Glossary : Deciduous

Deciduous refers to those plants that lose their leaves or needles at the end of the growing season.

Glossary : Perennial

Perennial: traditionally a non-woody plant that lives for two or more growing seasons.

Glossary : Fragrant

Fragrant: having fragrance.

Conditions : Site Conditions

When setting criteria for site conditions, check boxes that apply to your planting area. This will narrow the search for appropriate plants. Naturally, you'll need to select a USDA Hardiness Zone. Selecting a specific soil type and pH are just as important as light and water conditions because they enable a search that will find plants best suited to your site.

Glossary : pH

pH, means the potential of Hydrogen, is the measure of alkalinity or acidity. In horticulture, pH refers to the pH of soil. The scale measures from 0, most acid, to 14, most alkaline. Seven is neutral. Most plants prefer a range between 5.5 and about 6.7, an acid range, but there are plenty of other plants that like soil more alkaline, or above 7. A pH of 7 is where the plant can most easily absorb the most nutrients in the soil. Some plants prefer more or less of certain nutrients, and therefore do better at a certain pH.

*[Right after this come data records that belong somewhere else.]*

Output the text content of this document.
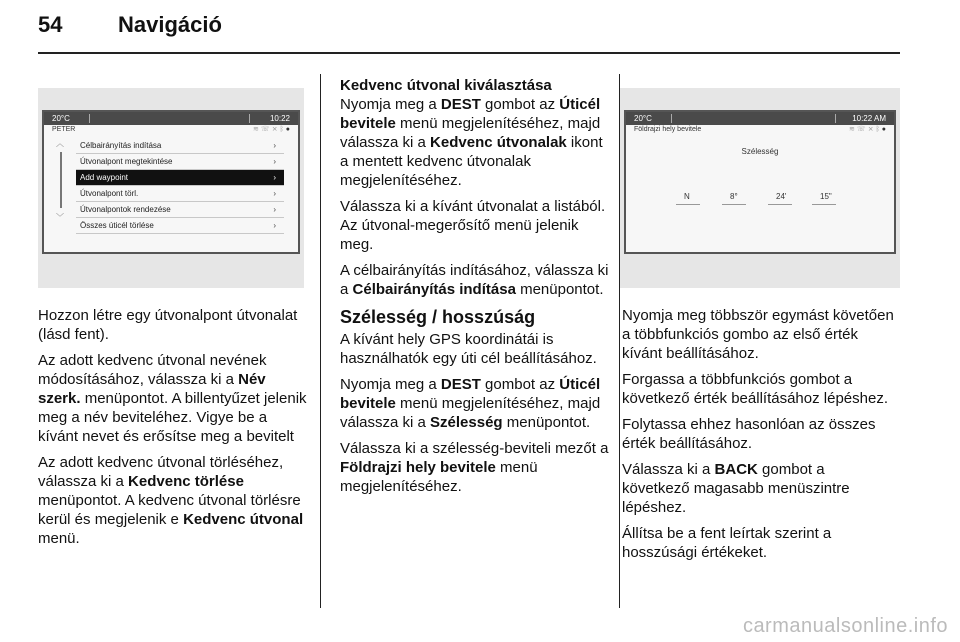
54	Navigáció
20°C	10:22
PETER	≋☏⨯ᛒ●
︿
﹀
Célbairányítás indítása	›
Útvonalpont megtekintése	›
Add waypoint	›
Útvonalpont törl.	›
Útvonalpontok rendezése	›
Összes úticél törlése	›
20°C	10:22 AM
Földrajzi hely bevitele	≋☏⨯ᛒ●
Szélesség
N	8°	24'	15"

Hozzon létre egy útvonalpont útvonalat (lásd fent).

Az adott kedvenc útvonal nevének módosításához, válassza ki a Név szerk. menüpontot. A billentyűzet jelenik meg a név beviteléhez. Vigye be a kívánt nevet és erősítse meg a bevitelt

Az adott kedvenc útvonal törléséhez, válassza ki a Kedvenc törlése menüpontot. A kedvenc útvonal törlésre kerül és megjelenik e Kedvenc útvonal menü.

Kedvenc útvonal kiválasztása

Nyomja meg a DEST gombot az Úticél bevitele menü megjelenítéséhez, majd válassza ki a Kedvenc útvonalak ikont a mentett kedvenc útvonalak megjelenítéséhez.

Válassza ki a kívánt útvonalat a listából. Az útvonal-megerősítő menü jelenik meg.

A célbairányítás indításához, válassza ki a Célbairányítás indítása menüpontot.

Szélesség / hosszúság

A kívánt hely GPS koordinátái is használhatók egy úti cél beállításához.

Nyomja meg a DEST gombot az Úticél bevitele menü megjelenítéséhez, majd válassza ki a Szélesség menüpontot.

Válassza ki a szélesség-beviteli mezőt a Földrajzi hely bevitele menü megjelenítéséhez.

Nyomja meg többször egymást követően a többfunkciós gombo az első érték kívánt beállításához.

Forgassa a többfunkciós gombot a következő érték beállításához lépéshez.

Folytassa ehhez hasonlóan az összes érték beállításához.

Válassza ki a BACK gombot a következő magasabb menüszintre lépéshez.

Állítsa be a fent leírtak szerint a hosszúsági értékeket.

carmanualsonline.info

Glossary : Flower Characteristics

Flower characteristics can vary greatly and may help you decide on a ""look or feel"" for your garden. If you're looking for fragrance or large, showy flowers, click these boxes and possibilities that fit your cultural conditions will be shown. If you have no preference, leave boxes unchecked to return a greater number of possibilities.

Glossary : Foliage Characteristics

By searching foliage characteristics, you will have the opportunity to look for foliage with distinguishable features such as variegated leaves, aromatic foliage, or unusual texture, color or shape. This field will be most helpful to you if you are looking for accent plants. If you have no preference, leave this field blank to return a larger selection of plants.

Glossary : Soil Types

A soil type is defined by granule size, drainage, and amount of organic material in the soil. The three main soil types are sand, loam and clay. Sand has the largest particle size, no organic matter, little to no fertility, and drains rapidly. Clay, at the opposite end of the spectrum, has the smallest particle size, can be rich in organic matter, fertility and moisture, but is often unworkable because particles are held together too tightly, resulting in poor drainage when wet, or is brick-like when dry. The optimum soil type is loam, which is the happy median between sand and clay: It is high in organic matter, nutrient-rich, and has the perfect water holding capacity.

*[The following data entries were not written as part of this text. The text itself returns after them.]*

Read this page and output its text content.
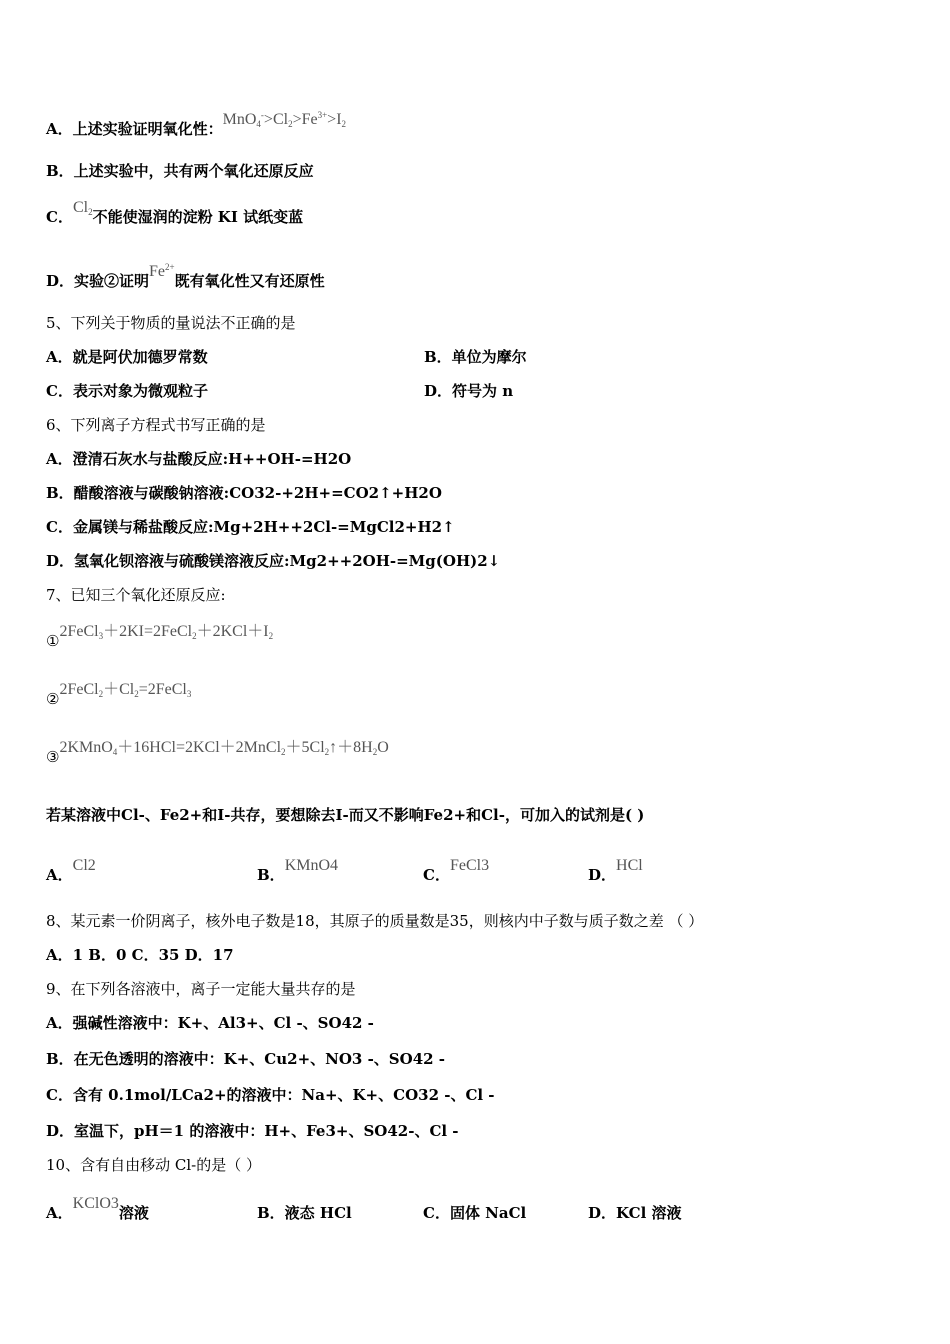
A．上述实验证明氧化性：$MnO_4^->Cl_2>Fe^{3+}>I_2$
B．上述实验中，共有两个氧化还原反应
C．$Cl_2$不能使湿润的淀粉 KI 试纸变蓝
D．实验②证明$Fe^{2+}$既有氧化性又有还原性
5、下列关于物质的量说法不正确的是
A．就是阿伏加德罗常数	B．单位为摩尔
C．表示对象为微观粒子	D．符号为 n
6、下列离子方程式书写正确的是
A．澄清石灰水与盐酸反应:H++OH-=H2O
B．醋酸溶液与碳酸钠溶液:CO32-+2H+=CO2↑+H2O
C．金属镁与稀盐酸反应:Mg+2H++2Cl-=MgCl2+H2↑
D．氢氧化钡溶液与硫酸镁溶液反应:Mg2++2OH-=Mg(OH)2↓
7、已知三个氧化还原反应:
$①2FeCl_3+2KI=2FeCl_2+2KCl+I_2$
$②2FeCl_2+Cl_2=2FeCl_3$
$③2KMnO_4+16HCl=2KCl+2MnCl_2+5Cl_2↑+8H_2O$
若某溶液中Cl-、Fe2+和I-共存，要想除去I-而又不影响Fe2+和Cl-，可加入的试剂是( )
A．Cl2
B．KMnO4
C．FeCl3
D．HCl
8、某元素一价阴离子，核外电子数是18，其原子的质量数是35，则核内中子数与质子数之差 （ ）
A．1 B．0 C．35 D．17
9、在下列各溶液中，离子一定能大量共存的是
A．强碱性溶液中：K+、Al3+、Cl -、SO42 -
B．在无色透明的溶液中：K+、Cu2+、NO3 -、SO42 -
C．含有 0.1mol/LCa2+的溶液中：Na+、K+、CO32 -、Cl -
D．室温下，pH＝1 的溶液中：H+、Fe3+、SO42-、Cl -
10、含有自由移动 Cl-的是（ ）
A．KClO3溶液	B．液态 HCl	C．固体 NaCl	D．KCl 溶液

You will often hear loam referred to as a sandy loam (having more sand, yet still plenty of organic matter) or a clay loam (heavier on the clay, yet workable with good drainage.) The addition of organic matter to either sand or clay will result in a loamy soil. Still not sure if your soil is a sand, clay, or loam? Try this simple test. Squeeze a handfull of slightly moist, not wet, soil in your hand. If it forms a tight ball and does not fall apart when gently tapped with a finger, your soil is more than likely clay. If soil does not form a ball or crumbles before it is tapped, it is sand to very sandy loam. If soil forms a ball, then crumbles readily when lightly tapped, it's a loam. Several quick, light taps could mean a clay loam.

Glossary : Viruses

Viruses, which are smaller than bacteria, are not living and do not replicate on their own. They must rely on the cellular mechanisms of their hosts to replicate. Because this greatly disrupts the cell's functionality, outward signs of a viral infection result in a plant disease with symptoms such as abnormal or stunted growth, damaged fruit, discolorations or spots.

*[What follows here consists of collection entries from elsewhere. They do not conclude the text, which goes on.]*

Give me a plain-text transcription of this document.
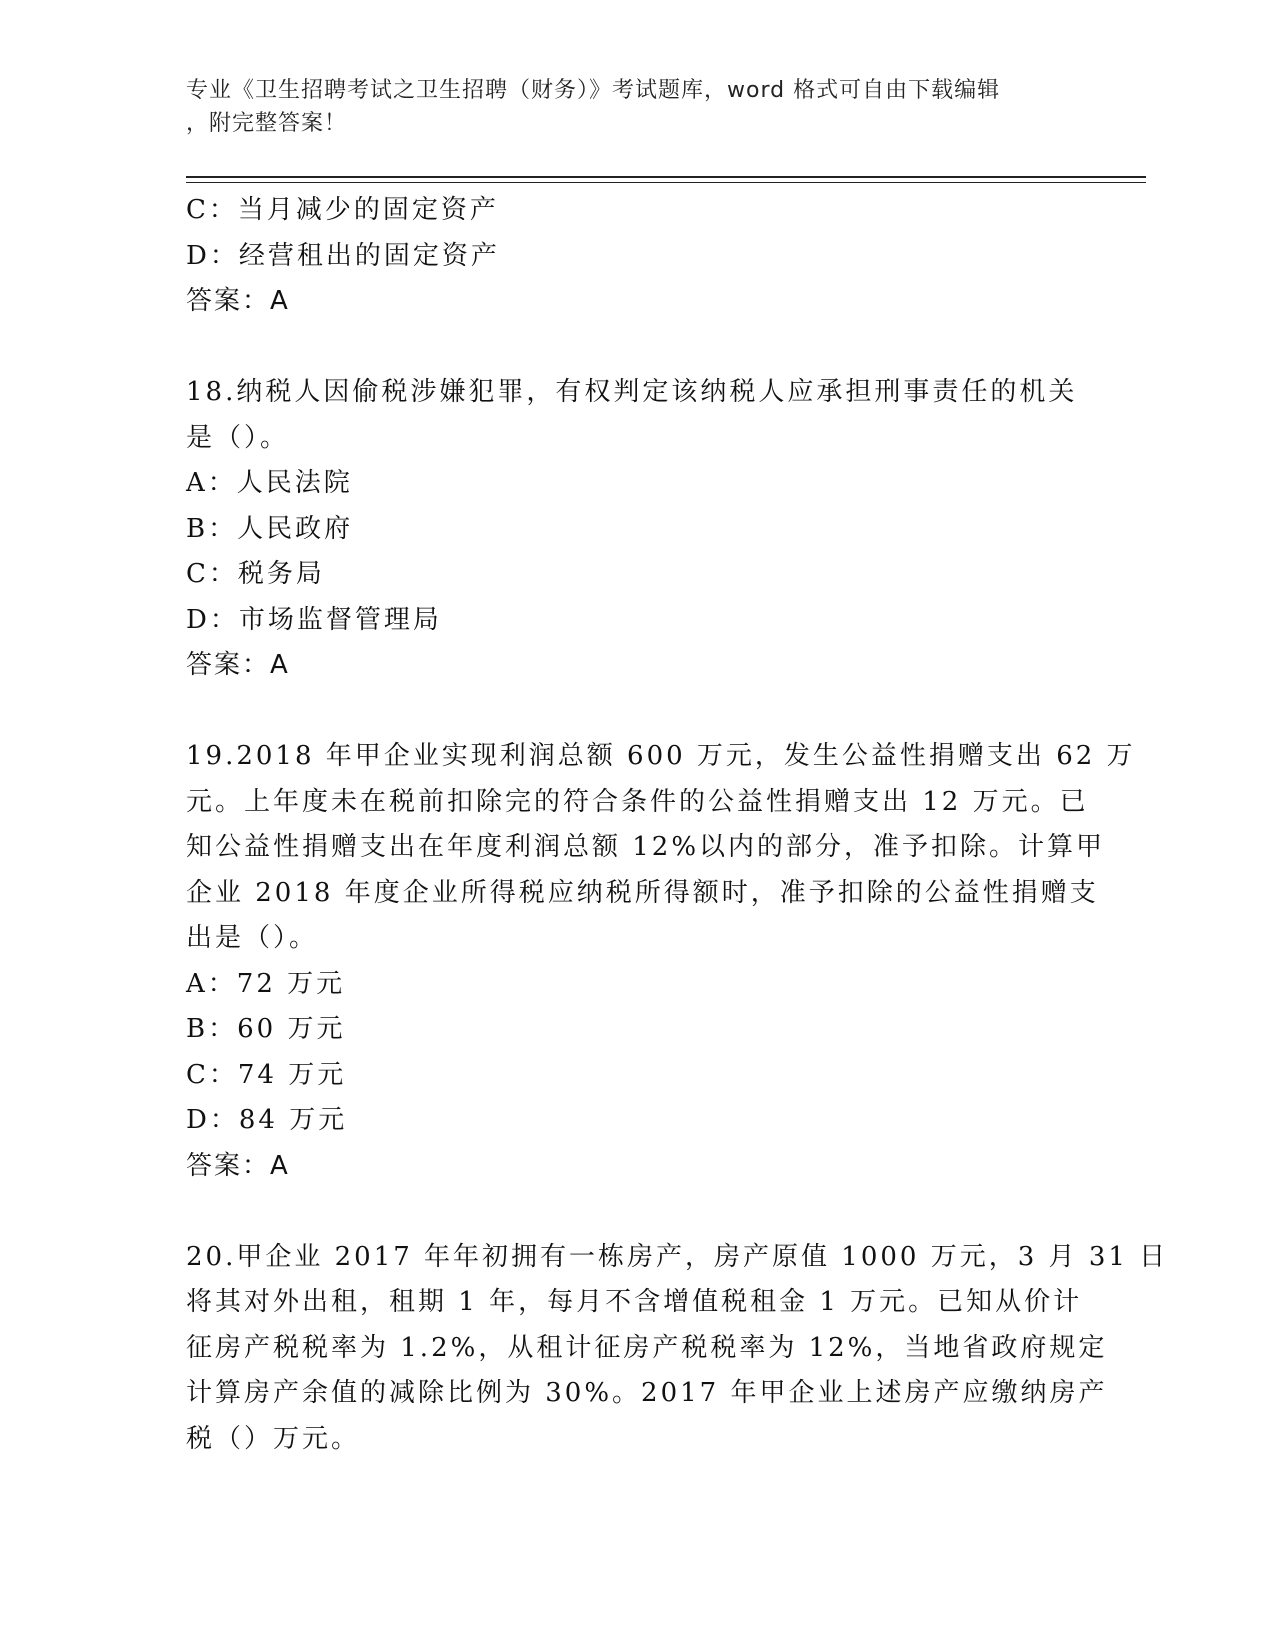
专业《卫生招聘考试之卫生招聘（财务）》考试题库，word 格式可自由下载编辑
，附完整答案！
C：当月减少的固定资产
D：经营租出的固定资产
答案：A
18.纳税人因偷税涉嫌犯罪，有权判定该纳税人应承担刑事责任的机关
是（）。
A：人民法院
B：人民政府
C：税务局
D：市场监督管理局
答案：A
19.2018 年甲企业实现利润总额 600 万元，发生公益性捐赠支出 62 万
元。上年度未在税前扣除完的符合条件的公益性捐赠支出 12 万元。已
知公益性捐赠支出在年度利润总额 12%以内的部分，准予扣除。计算甲
企业 2018 年度企业所得税应纳税所得额时，准予扣除的公益性捐赠支
出是（）。
A：72 万元
B：60 万元
C：74 万元
D：84 万元
答案：A
20.甲企业 2017 年年初拥有一栋房产，房产原值 1000 万元，3 月 31 日
将其对外出租，租期 1 年，每月不含增值税租金 1 万元。已知从价计
征房产税税率为 1.2%，从租计征房产税税率为 12%，当地省政府规定
计算房产余值的减除比例为 30%。2017 年甲企业上述房产应缴纳房产
税（）万元。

Prevention and Control: Keep virus carriers such as aphids, leafhoppers, and thrips under control. These plant feeding insects spread viruses. Viruses can also be introduced by infected pollen or through plant openings (as when pruning). Begin by keeping the pathogen out of your garden. New plants should be checked, as well as tools and existing plants. Use only certified seed that is deemed disease-free. Plant only resistant varieties and create a discouraging environment by rotating crops, not planting closely related plants in the same area every year.

Glossary : Fertilize

Fertilize just before new growth begins with a complete fertilizer.